In football, two years can be a lifetime, and for Clausen it only took 10 starts for the Carolina Panthers to give up on their 2010 2nd round pick. Cam Newton, Carolina’s 2011 first round draft choice, is more than just the quarterback of the future in Carolina, he’s the identity the franchise had been searching for since their inaugural season in 1995. He’s what some in Carolina had hoped Jimmy Clausen could be.
But thus far Jimmy Clausen has been nothing but a powder keg of potential. Countless reports have been written about how good Jimmy Clausen was going to be since his junior year of high school in 2005. He was called the “LeBron James of football,” and every big name school from USC, near his home in Thousand Oaks, California, to Tennessee, where his brother Casey lead the the Volunteers to three winning seasons, tried to recruit Clausen. Clausen opted for the glory of Notre Dame, where then head coach Charlie Weis salivated over the opportunity to inject Clausen into his pro-style offense.
But the Clausen/Weis era was a disaster for Notre Dame, leading to Weis’ firing after the 2009 season, which lead Clausen to declare himself eligible for the 2010 NFL draft. Early projections saw Clausen going in the early first round, but draft day 2010 was less kind. Teams such as Buffalo, Jacksonville, San Francisco, and Cleveland, all seemingly needing quarterbacks, passed on Clausen until he ended up in Carolina, a situation that looked excellent for the young passer, given that long time Panthers starter Jake Delhomme was moving on, and the Panthers were a team only a year removed from the two seed in the NFC.
But 2010 was such a disaster in Carolina that John Fox, the head coach who drafted Clausen, lost his job. Wide receiver Steve Smith publicly griped about Clausen’s poor play, and it was even rumored that Clausen’s teammates vehemently disliked him, a reputation that had been following the young passer since high school.
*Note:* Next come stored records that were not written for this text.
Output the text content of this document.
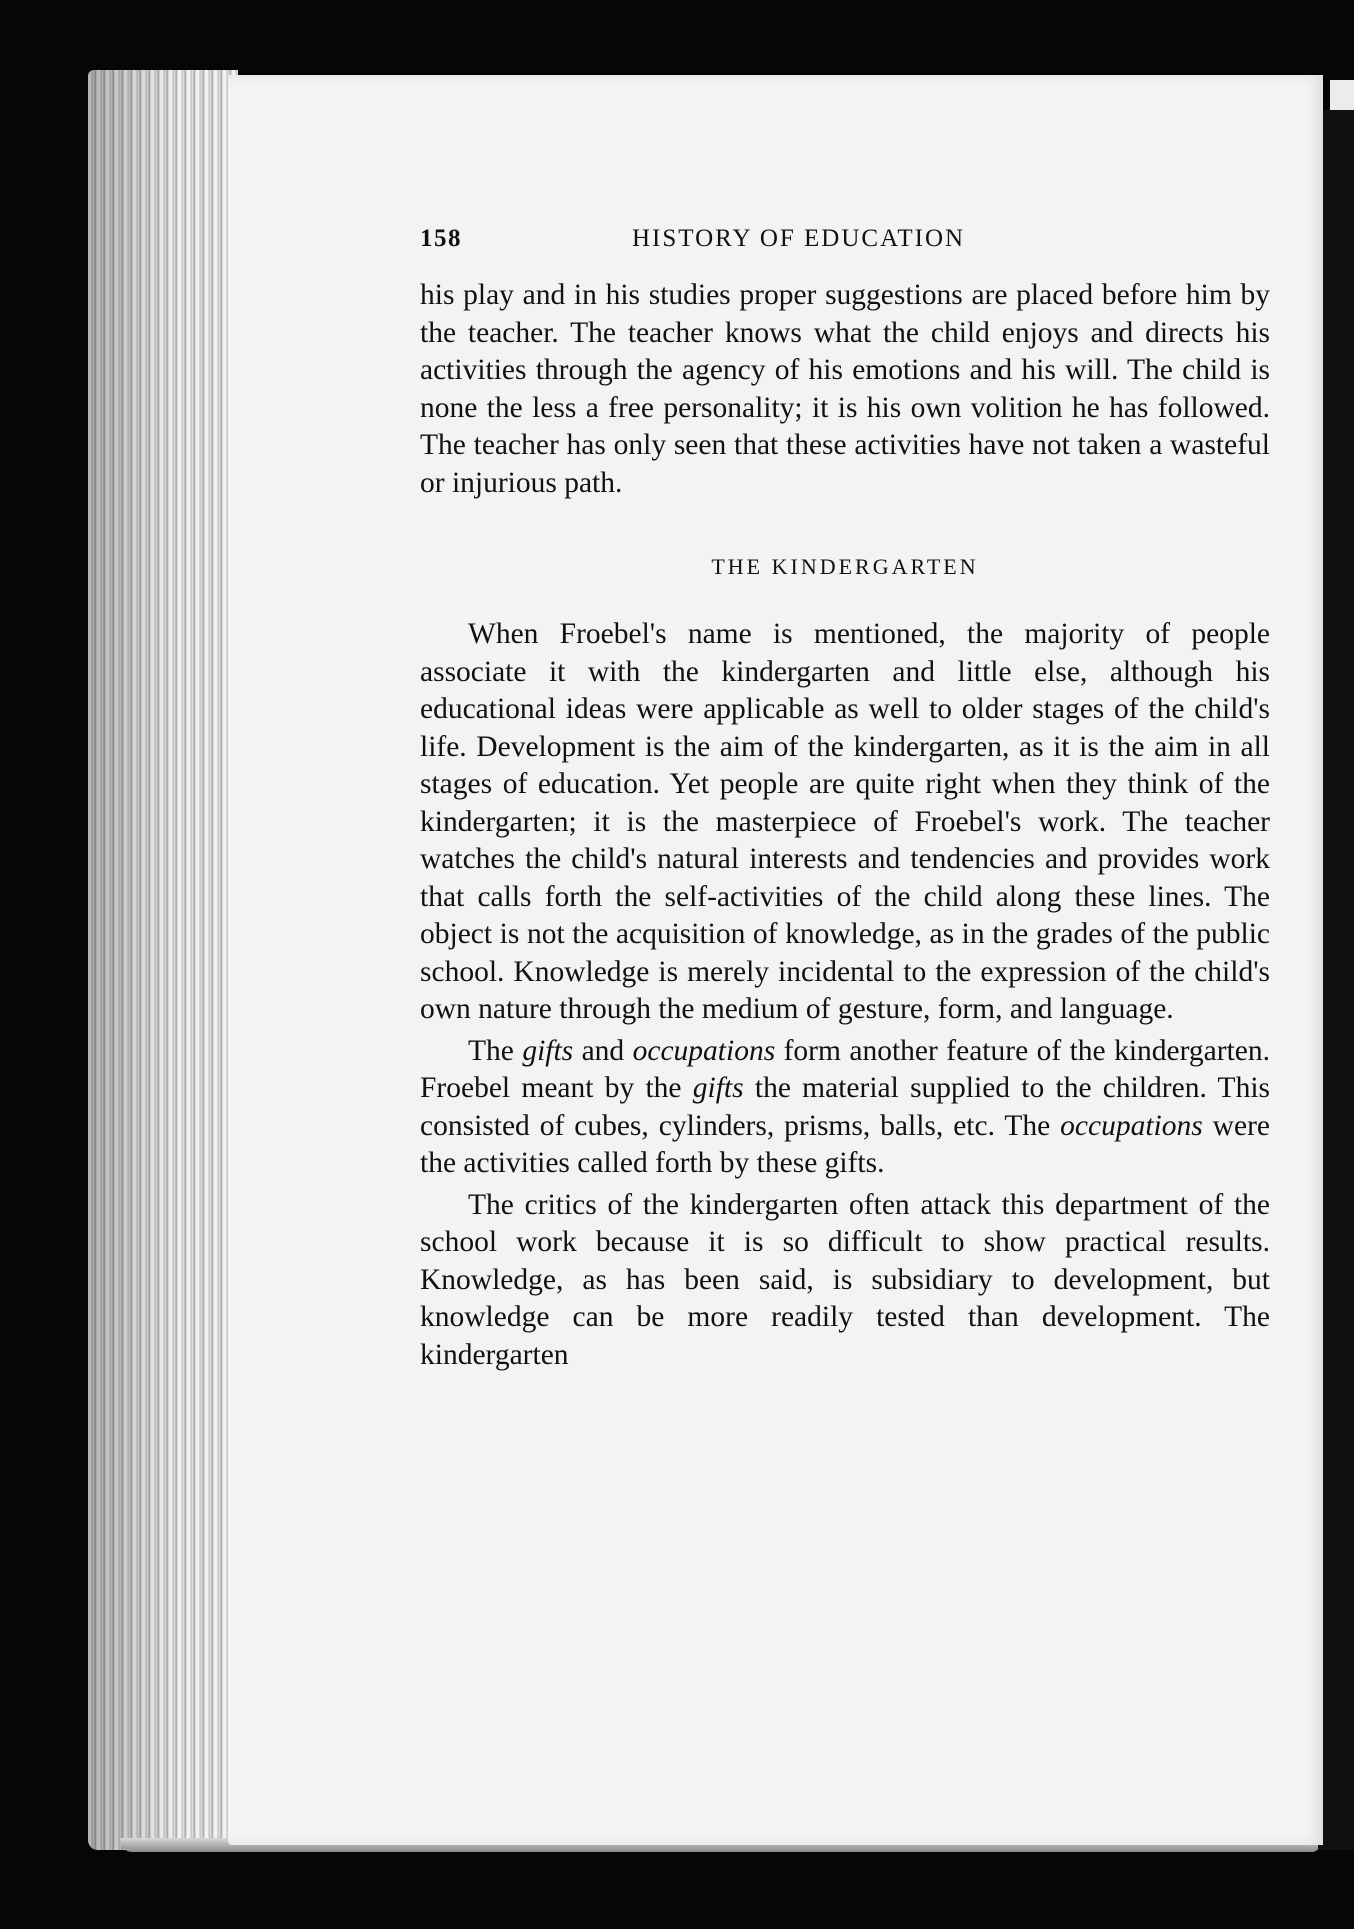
158	HISTORY OF EDUCATION

his play and in his studies proper suggestions are placed before him by the teacher. The teacher knows what the child enjoys and directs his activities through the agency of his emotions and his will. The child is none the less a free personality; it is his own volition he has followed. The teacher has only seen that these activities have not taken a wasteful or injurious path.

THE KINDERGARTEN

When Froebel's name is mentioned, the majority of people associate it with the kindergarten and little else, although his educational ideas were applicable as well to older stages of the child's life. Development is the aim of the kindergarten, as it is the aim in all stages of education. Yet people are quite right when they think of the kindergarten; it is the masterpiece of Froebel's work. The teacher watches the child's natural interests and tendencies and provides work that calls forth the self-activities of the child along these lines. The object is not the acquisition of knowledge, as in the grades of the public school. Knowledge is merely incidental to the expression of the child's own nature through the medium of gesture, form, and language.

The gifts and occupations form another feature of the kindergarten. Froebel meant by the gifts the material supplied to the children. This consisted of cubes, cylinders, prisms, balls, etc. The occupations were the activities called forth by these gifts.

The critics of the kindergarten often attack this department of the school work because it is so difficult to show practical results. Knowledge, as has been said, is subsidiary to development, but knowledge can be more readily tested than development. The kindergarten
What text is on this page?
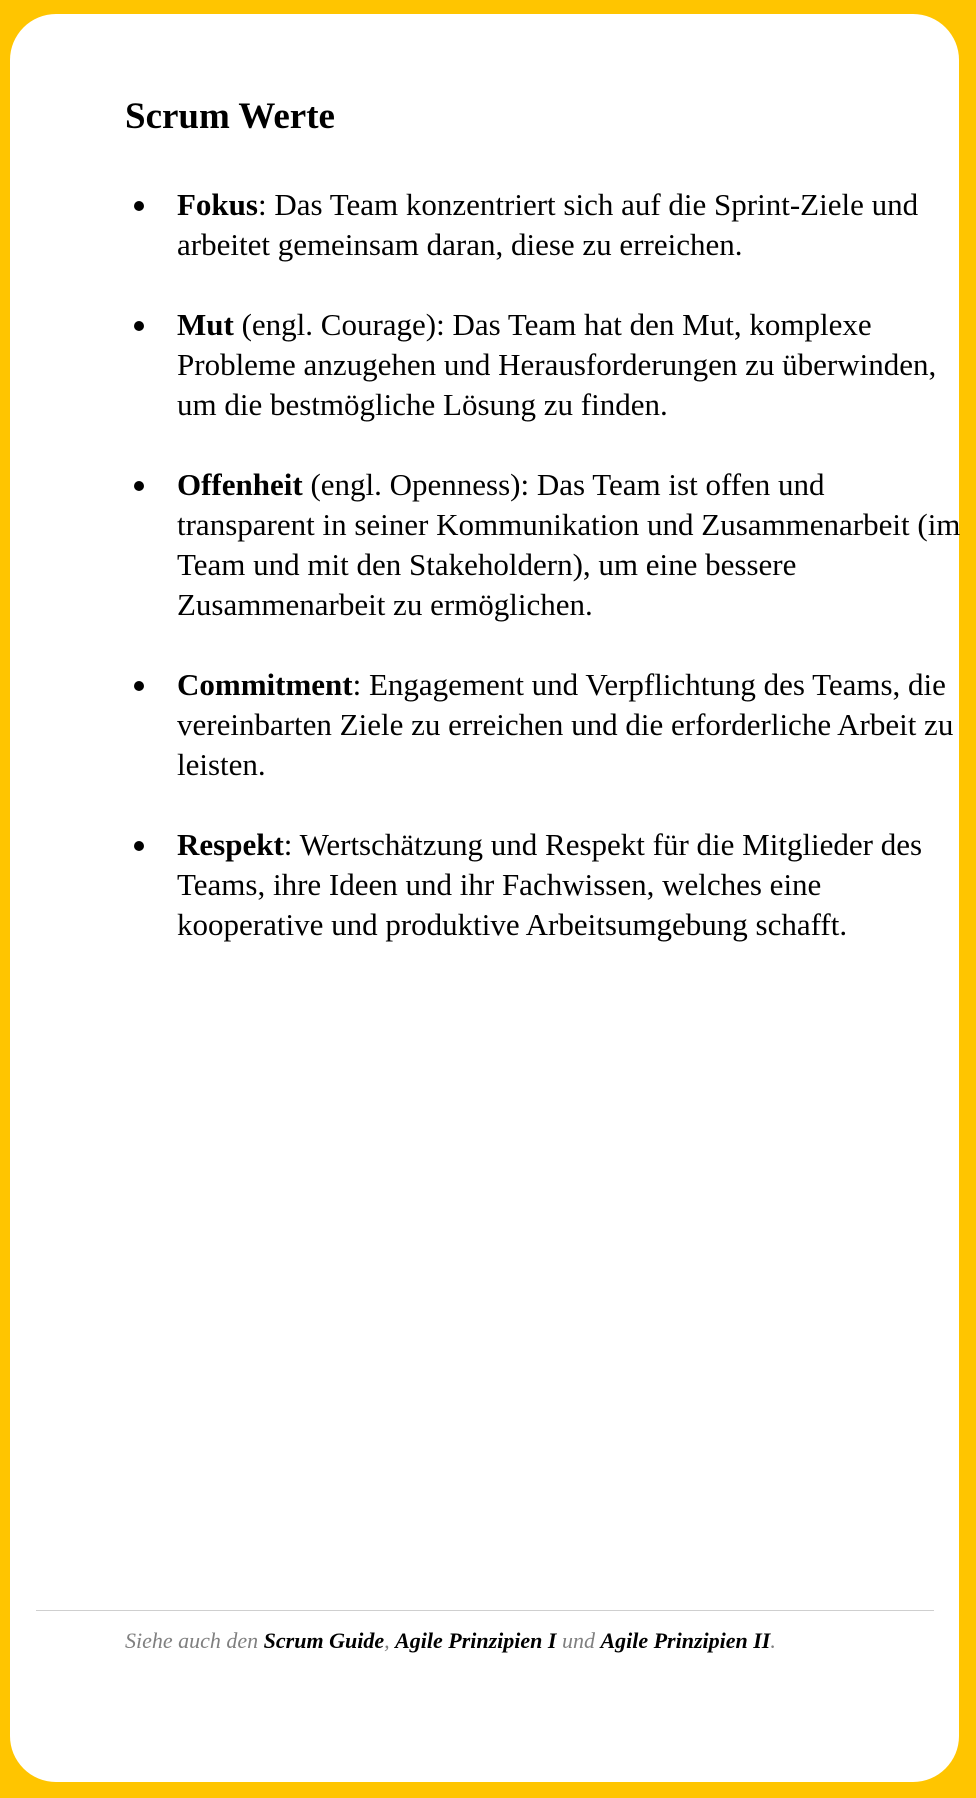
Scrum Werte
Fokus: Das Team konzentriert sich auf die Sprint-Ziele und arbeitet gemeinsam daran, diese zu erreichen.
Mut (engl. Courage): Das Team hat den Mut, komplexe Probleme anzugehen und Herausforderungen zu überwinden, um die bestmögliche Lösung zu finden.
Offenheit (engl. Openness): Das Team ist offen und transparent in seiner Kommunikation und Zusammenarbeit (im Team und mit den Stakeholdern), um eine bessere Zusammenarbeit zu ermöglichen.
Commitment: Engagement und Verpflichtung des Teams, die vereinbarten Ziele zu erreichen und die erforderliche Arbeit zu leisten.
Respekt: Wertschätzung und Respekt für die Mitglieder des Teams, ihre Ideen und ihr Fachwissen, welches eine kooperative und produktive Arbeitsumgebung schafft.
Siehe auch den Scrum Guide, Agile Prinzipien I und Agile Prinzipien II.
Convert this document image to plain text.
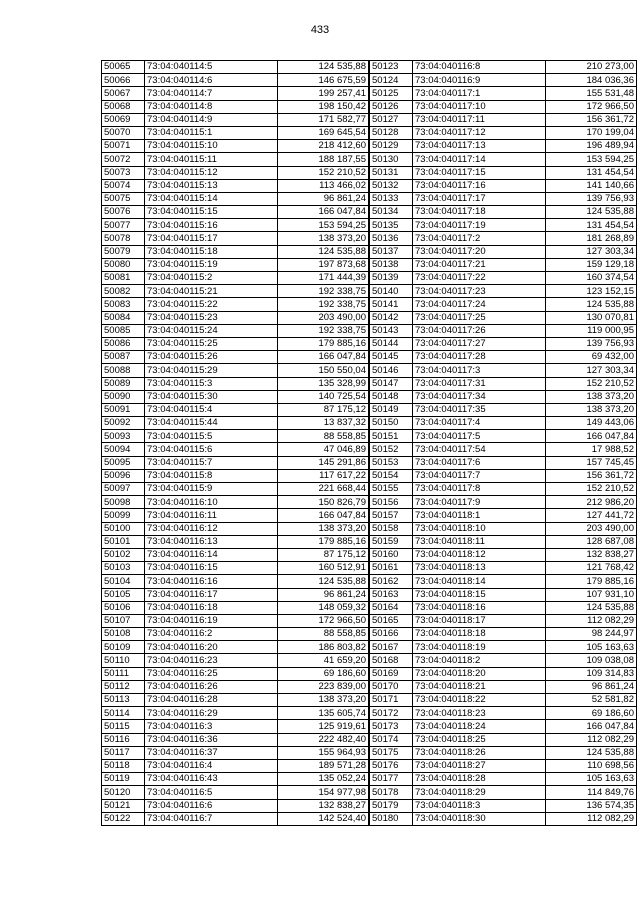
433
50065	73:04:040114:5	124 535,88
50066	73:04:040114:6	146 675,59
50067	73:04:040114:7	199 257,41
50068	73:04:040114:8	198 150,42
50069	73:04:040114:9	171 582,77
50070	73:04:040115:1	169 645,54
50071	73:04:040115:10	218 412,60
50072	73:04:040115:11	188 187,55
50073	73:04:040115:12	152 210,52
50074	73:04:040115:13	113 466,02
50075	73:04:040115:14	96 861,24
50076	73:04:040115:15	166 047,84
50077	73:04:040115:16	153 594,25
50078	73:04:040115:17	138 373,20
50079	73:04:040115:18	124 535,88
50080	73:04:040115:19	197 873,68
50081	73:04:040115:2	171 444,39
50082	73:04:040115:21	192 338,75
50083	73:04:040115:22	192 338,75
50084	73:04:040115:23	203 490,00
50085	73:04:040115:24	192 338,75
50086	73:04:040115:25	179 885,16
50087	73:04:040115:26	166 047,84
50088	73:04:040115:29	150 550,04
50089	73:04:040115:3	135 328,99
50090	73:04:040115:30	140 725,54
50091	73:04:040115:4	87 175,12
50092	73:04:040115:44	13 837,32
50093	73:04:040115:5	88 558,85
50094	73:04:040115:6	47 046,89
50095	73:04:040115:7	145 291,86
50096	73:04:040115:8	117 617,22
50097	73:04:040115:9	221 668,44
50098	73:04:040116:10	150 826,79
50099	73:04:040116:11	166 047,84
50100	73:04:040116:12	138 373,20
50101	73:04:040116:13	179 885,16
50102	73:04:040116:14	87 175,12
50103	73:04:040116:15	160 512,91
50104	73:04:040116:16	124 535,88
50105	73:04:040116:17	96 861,24
50106	73:04:040116:18	148 059,32
50107	73:04:040116:19	172 966,50
50108	73:04:040116:2	88 558,85
50109	73:04:040116:20	186 803,82
50110	73:04:040116:23	41 659,20
50111	73:04:040116:25	69 186,60
50112	73:04:040116:26	223 839,00
50113	73:04:040116:28	138 373,20
50114	73:04:040116:29	135 605,74
50115	73:04:040116:3	125 919,61
50116	73:04:040116:36	222 482,40
50117	73:04:040116:37	155 964,93
50118	73:04:040116:4	189 571,28
50119	73:04:040116:43	135 052,24
50120	73:04:040116:5	154 977,98
50121	73:04:040116:6	132 838,27
50122	73:04:040116:7	142 524,40
50123	73:04:040116:8	210 273,00
50124	73:04:040116:9	184 036,36
50125	73:04:040117:1	155 531,48
50126	73:04:040117:10	172 966,50
50127	73:04:040117:11	156 361,72
50128	73:04:040117:12	170 199,04
50129	73:04:040117:13	196 489,94
50130	73:04:040117:14	153 594,25
50131	73:04:040117:15	131 454,54
50132	73:04:040117:16	141 140,66
50133	73:04:040117:17	139 756,93
50134	73:04:040117:18	124 535,88
50135	73:04:040117:19	131 454,54
50136	73:04:040117:2	181 268,89
50137	73:04:040117:20	127 303,34
50138	73:04:040117:21	159 129,18
50139	73:04:040117:22	160 374,54
50140	73:04:040117:23	123 152,15
50141	73:04:040117:24	124 535,88
50142	73:04:040117:25	130 070,81
50143	73:04:040117:26	119 000,95
50144	73:04:040117:27	139 756,93
50145	73:04:040117:28	69 432,00
50146	73:04:040117:3	127 303,34
50147	73:04:040117:31	152 210,52
50148	73:04:040117:34	138 373,20
50149	73:04:040117:35	138 373,20
50150	73:04:040117:4	149 443,06
50151	73:04:040117:5	166 047,84
50152	73:04:040117:54	17 988,52
50153	73:04:040117:6	157 745,45
50154	73:04:040117:7	156 361,72
50155	73:04:040117:8	152 210,52
50156	73:04:040117:9	212 986,20
50157	73:04:040118:1	127 441,72
50158	73:04:040118:10	203 490,00
50159	73:04:040118:11	128 687,08
50160	73:04:040118:12	132 838,27
50161	73:04:040118:13	121 768,42
50162	73:04:040118:14	179 885,16
50163	73:04:040118:15	107 931,10
50164	73:04:040118:16	124 535,88
50165	73:04:040118:17	112 082,29
50166	73:04:040118:18	98 244,97
50167	73:04:040118:19	105 163,63
50168	73:04:040118:2	109 038,08
50169	73:04:040118:20	109 314,83
50170	73:04:040118:21	96 861,24
50171	73:04:040118:22	52 581,82
50172	73:04:040118:23	69 186,60
50173	73:04:040118:24	166 047,84
50174	73:04:040118:25	112 082,29
50175	73:04:040118:26	124 535,88
50176	73:04:040118:27	110 698,56
50177	73:04:040118:28	105 163,63
50178	73:04:040118:29	114 849,76
50179	73:04:040118:3	136 574,35
50180	73:04:040118:30	112 082,29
But Clausen is still young, and at age 24 he’s played in a lot of games, seen a lot of adversity, and has played for some excellent coaches to potentially learn from. In the long run, his awful rookie campaign and this year on the bench could supplement his three years as a starter at Notre Dame towards developing Clausen into a better NFL player. Perhaps he learned from his shortcomings as a leader in Carolina and can one day become a captain elsewhere.
But right now there’s nothing Jimmy Clausen can do. Barring a major injury to Cam Newton, Clausen will not see the field the rest of the 2011 season. Odds are that Carolina will fully endorse Newton at the end of the year and part ways with Clausen’s salary, allowing Clausen and his agent to decide where the best place for Jimmy Clausen to continue his NFL career will be.
But there’s one problem: teams traditionally don’t invest their future in other teams damaged goods. Clausen will also hit a market that includes Kyle Orton, David Garrard, Vince Young, Brady Quinn, Chad Pennington, Matt Flynn, and potentially Peyton Manning. Though Clausen is likely viewed as having more upside than those players (based entirely on age), odds are that at least some of those players are going to inherit the open starting jobs, forcing Clausen to follow Matt Leinart and the aforementioned Young in taking backup jobs in situations they seem as potentially fruitful.
Or maybe Clausen won’t be so lucky. Maybe teams like Jacksonville, Cleveland, St. Louis, Minnesota, Seattle, or Arizona won’t want him. Maybe Clausen will be forced to sign on as a backup to a well-engraved starter such as Eli Manning, Ben Roethlisberger, or Matthew Stafford. But Clausen doesn’t deserve that, not yet.
But for Jimmy Clausen it’s never been about learning, growing, and developing. Dating back to his days in high school he’s been expected to be great, resulting in a sense of entitlement. And while the LeBron James comparisons have become laughable, Jimmy Clausen should get another shot to be an NFL starter. Clausen has potential and he has talent, what he didn't have were the intangibles, but this summer some NFL team will buy into what the scouts have written one more time, and give Jimmy Clausen one last chance to prove they're right.